Baja lo imprescindible el delantero de sus leotardos. Saca la inmensa verga, compañera fiel de tantas masturbaciones, y la apoya en el mismo sitio que le enseñó la monja pedófila. Parece que gorgotea Doña Inés al recibir el primer embate del espadín donjuanero. ¿Habrá descubierto la superchería?.Frena un poco sus ímpetus el enculador. Se hace el silencio en la alcoba tenebrosa. Cuatro dedos más para dentro. Recuerda el Sacristán que las nalgas de Inés no tienen cosquillas, y aprovecha para acariciarlas, para abrir los cachetes y conseguir una relajación del tenso ojo.

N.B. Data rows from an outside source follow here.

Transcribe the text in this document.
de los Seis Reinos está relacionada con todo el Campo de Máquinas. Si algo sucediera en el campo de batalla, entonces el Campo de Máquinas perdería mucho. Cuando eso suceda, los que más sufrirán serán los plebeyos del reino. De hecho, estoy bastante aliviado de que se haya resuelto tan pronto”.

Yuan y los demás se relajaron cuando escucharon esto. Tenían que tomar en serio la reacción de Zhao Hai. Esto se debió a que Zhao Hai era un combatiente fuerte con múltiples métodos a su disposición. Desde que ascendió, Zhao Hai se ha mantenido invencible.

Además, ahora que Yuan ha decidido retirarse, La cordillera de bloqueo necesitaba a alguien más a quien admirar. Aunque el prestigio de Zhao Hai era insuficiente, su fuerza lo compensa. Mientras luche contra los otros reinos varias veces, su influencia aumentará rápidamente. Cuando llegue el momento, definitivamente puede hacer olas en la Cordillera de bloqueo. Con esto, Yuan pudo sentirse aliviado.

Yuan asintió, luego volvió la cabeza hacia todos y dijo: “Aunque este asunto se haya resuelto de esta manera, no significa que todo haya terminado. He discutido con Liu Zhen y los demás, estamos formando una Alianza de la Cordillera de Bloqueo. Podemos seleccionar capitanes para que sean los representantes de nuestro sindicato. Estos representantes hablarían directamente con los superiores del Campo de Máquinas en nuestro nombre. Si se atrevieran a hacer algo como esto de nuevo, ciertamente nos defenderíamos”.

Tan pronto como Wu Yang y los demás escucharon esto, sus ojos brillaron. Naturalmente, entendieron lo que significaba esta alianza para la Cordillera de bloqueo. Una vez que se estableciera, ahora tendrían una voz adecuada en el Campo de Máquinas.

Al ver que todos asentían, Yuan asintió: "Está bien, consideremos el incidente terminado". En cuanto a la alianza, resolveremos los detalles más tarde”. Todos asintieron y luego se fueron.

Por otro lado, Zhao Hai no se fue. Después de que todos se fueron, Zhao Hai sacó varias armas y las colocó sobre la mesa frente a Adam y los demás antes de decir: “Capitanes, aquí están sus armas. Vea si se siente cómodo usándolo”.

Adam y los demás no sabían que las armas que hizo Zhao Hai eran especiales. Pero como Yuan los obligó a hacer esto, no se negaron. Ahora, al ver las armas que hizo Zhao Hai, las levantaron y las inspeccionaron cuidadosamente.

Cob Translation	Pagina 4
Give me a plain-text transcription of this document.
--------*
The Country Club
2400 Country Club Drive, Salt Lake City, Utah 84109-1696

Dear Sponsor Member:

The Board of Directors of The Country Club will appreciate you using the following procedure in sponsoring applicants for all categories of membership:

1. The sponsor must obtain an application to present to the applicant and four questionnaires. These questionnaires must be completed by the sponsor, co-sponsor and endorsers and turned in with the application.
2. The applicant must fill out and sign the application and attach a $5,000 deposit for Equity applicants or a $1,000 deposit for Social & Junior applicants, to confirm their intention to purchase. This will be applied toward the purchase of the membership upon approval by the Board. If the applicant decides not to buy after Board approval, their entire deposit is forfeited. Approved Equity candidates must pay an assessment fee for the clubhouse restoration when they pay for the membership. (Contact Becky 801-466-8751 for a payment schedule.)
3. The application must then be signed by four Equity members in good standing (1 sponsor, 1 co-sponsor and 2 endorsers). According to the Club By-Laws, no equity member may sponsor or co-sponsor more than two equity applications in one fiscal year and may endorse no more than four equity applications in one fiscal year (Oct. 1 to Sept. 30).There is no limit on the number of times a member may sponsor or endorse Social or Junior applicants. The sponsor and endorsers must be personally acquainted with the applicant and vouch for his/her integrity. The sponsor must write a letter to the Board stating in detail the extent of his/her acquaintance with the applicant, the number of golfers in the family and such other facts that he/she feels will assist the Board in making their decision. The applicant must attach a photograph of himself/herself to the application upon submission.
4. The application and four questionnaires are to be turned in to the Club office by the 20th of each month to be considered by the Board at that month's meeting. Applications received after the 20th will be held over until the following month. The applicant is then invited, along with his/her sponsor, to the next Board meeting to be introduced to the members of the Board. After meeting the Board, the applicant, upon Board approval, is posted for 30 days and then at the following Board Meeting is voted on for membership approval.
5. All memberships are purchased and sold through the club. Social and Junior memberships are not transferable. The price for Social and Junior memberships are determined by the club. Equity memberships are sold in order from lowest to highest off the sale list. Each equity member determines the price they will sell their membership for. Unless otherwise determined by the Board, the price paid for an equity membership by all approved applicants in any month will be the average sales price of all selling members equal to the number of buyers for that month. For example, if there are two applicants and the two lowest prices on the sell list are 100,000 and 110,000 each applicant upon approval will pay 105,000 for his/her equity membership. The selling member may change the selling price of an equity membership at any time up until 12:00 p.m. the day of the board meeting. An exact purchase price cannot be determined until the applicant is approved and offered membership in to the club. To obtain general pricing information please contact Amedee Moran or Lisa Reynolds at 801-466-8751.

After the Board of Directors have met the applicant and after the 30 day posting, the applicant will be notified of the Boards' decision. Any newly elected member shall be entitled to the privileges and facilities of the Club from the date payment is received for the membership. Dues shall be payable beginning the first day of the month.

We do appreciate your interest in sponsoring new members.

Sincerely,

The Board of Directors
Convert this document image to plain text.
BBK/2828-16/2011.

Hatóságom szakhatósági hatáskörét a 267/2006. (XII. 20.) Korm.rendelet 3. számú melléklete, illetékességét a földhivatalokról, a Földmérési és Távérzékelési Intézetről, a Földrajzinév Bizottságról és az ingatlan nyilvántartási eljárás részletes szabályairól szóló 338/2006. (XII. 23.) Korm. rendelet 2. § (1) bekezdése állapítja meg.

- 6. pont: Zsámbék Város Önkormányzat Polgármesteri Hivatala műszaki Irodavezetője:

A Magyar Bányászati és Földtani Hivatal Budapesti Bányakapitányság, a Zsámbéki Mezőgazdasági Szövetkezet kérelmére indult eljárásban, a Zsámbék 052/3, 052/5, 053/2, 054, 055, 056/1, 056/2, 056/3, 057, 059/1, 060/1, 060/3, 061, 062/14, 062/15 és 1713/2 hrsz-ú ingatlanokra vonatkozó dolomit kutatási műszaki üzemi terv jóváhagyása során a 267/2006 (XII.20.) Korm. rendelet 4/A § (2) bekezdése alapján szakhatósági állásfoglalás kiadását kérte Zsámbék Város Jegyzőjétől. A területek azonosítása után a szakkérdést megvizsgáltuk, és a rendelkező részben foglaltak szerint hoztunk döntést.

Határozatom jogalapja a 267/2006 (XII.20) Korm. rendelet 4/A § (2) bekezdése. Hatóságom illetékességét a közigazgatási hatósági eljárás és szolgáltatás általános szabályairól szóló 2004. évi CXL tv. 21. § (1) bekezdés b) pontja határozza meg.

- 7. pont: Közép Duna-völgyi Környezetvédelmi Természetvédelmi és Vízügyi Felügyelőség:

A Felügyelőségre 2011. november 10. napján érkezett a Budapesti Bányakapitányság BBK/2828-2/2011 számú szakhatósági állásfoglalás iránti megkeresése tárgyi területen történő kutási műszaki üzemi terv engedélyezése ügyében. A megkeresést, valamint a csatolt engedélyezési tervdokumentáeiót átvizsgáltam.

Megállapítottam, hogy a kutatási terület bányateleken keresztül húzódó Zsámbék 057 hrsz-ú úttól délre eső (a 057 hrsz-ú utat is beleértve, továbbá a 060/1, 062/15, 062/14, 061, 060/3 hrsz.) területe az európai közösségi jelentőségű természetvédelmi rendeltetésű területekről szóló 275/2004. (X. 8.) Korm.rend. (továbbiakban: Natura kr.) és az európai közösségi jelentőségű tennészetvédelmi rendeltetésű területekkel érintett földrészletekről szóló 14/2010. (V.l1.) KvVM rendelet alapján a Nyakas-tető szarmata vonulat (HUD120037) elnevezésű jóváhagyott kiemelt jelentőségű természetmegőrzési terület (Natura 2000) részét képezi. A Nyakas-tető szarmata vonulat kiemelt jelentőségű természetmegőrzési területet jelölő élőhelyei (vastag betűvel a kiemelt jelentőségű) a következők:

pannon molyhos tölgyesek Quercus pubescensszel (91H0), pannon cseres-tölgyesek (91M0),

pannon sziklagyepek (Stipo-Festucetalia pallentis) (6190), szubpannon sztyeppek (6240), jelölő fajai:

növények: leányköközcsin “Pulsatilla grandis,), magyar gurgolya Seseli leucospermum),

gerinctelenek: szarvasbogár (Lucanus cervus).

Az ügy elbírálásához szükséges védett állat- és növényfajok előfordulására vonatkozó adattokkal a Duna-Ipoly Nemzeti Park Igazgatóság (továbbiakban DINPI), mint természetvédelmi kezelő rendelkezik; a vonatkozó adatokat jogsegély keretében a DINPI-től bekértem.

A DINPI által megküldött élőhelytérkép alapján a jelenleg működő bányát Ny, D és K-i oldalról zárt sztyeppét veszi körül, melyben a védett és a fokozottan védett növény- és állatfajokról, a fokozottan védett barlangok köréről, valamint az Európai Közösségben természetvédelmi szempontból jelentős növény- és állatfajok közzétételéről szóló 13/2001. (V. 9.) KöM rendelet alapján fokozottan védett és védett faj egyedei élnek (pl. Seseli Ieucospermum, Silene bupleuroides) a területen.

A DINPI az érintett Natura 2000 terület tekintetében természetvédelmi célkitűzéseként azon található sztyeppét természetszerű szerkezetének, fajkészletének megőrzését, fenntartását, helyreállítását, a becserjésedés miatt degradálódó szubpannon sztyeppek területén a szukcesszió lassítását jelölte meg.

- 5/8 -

Súbitamente se decide y mete todo lo metible ( y hasta un poco de lo colgante) en el boqueante ano, comenzando un combate – a muerte – con su espadón bien metido en los intestinos monjiles. Pone tanto empeño en gozar y en hacer gozar a la moza, que – llevado por el natural orgullo- olvida su promesa tantas veces repetida, y –derrumbado sobre el cuerpo de la cómica- ríe a mandíbula batiente ( con la verga todavía metida en su vaina semi-natural) y exclama en voz alta junto a la oreja de la dama :

¿ Has gozado, vida mía?. ¿Me perdonarás que te haya engañado, pues soy el Sacristán y no Don Juan?

Silencio tenso. Silencio sepulcral. Silencio vergonzante. Silencio que rompe una voz engolada que dice:

¿ Me perdonarás tú a mí, vida mía, que yo sea Don Juan… y no Doña Inés?.